|A Year of Colonial American Frontier History|
The Massachusetts General Court passed the Massachusetts Act of 1642. The goal of the legislation was to ensure that all parents and guardians “make certain that their charges could read and understand the principles of religion and the laws of the Commonwealth.”
Main Provisions of the Law
The law decreed each town to select people to watch their neighbors. Their purpose was to ensure that they were teaching their children to read and write. Parents and guardians were also to instruct the children in the grounds and principals of religion at least once a week. Parents and guardians also took responsibility for teaching their children a trade or husbandry. If the parent or guardian was not performing their duty to the child, the authorities could fine them or remove the child. They could then place it in a situation where it was educated.
Importance to the Colony
The colonists regarded education as utmost importance. For many, it was important to be able to read and understand the bible.
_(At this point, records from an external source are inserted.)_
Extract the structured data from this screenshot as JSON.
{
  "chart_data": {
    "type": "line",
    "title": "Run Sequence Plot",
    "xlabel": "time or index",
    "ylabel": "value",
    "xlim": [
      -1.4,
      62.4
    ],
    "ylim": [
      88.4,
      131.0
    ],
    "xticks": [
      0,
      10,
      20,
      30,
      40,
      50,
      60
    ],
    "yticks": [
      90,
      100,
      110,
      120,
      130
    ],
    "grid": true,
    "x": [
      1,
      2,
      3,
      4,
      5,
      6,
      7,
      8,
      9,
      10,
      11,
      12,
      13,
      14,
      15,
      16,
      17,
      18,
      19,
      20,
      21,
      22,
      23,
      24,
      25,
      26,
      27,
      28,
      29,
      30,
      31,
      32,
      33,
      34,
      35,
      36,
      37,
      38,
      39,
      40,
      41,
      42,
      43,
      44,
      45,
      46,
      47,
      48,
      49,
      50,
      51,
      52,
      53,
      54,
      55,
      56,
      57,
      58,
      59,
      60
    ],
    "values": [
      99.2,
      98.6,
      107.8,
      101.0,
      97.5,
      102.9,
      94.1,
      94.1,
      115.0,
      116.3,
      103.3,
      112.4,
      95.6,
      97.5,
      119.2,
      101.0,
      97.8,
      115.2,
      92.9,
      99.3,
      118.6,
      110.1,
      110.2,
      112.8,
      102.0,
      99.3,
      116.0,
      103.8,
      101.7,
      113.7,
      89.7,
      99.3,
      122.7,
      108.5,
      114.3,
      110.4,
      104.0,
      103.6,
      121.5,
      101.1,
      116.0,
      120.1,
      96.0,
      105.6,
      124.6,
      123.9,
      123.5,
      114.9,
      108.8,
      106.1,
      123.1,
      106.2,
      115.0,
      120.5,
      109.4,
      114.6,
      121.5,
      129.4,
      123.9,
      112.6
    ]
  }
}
The colony's leaders knew that order was easier to maintain it people could read. Then they could understand the laws the Assemblies passed. Education during this period was a family or religious function. Note the law did not require school attendance, it required the parents or guardians to educate the children. Boston citizens had established the first free public school, the Boston Latin School, in 1635. However, attendance was not compulsory.
Massachusetts Act of 1647
Five years later the Massachusetts General Court passed the Massachusetts Act of 1647. This built on the earlier statute. It required each town of more than fifty people to hire a teacher to educate the children. Towns of one hundred or more had to have a Latin instructor who was to prepare children for entry in Harvard College. This Act still left the educational responsibilities in the hands of the family. But, it provided a means for public funds to be provided for aid.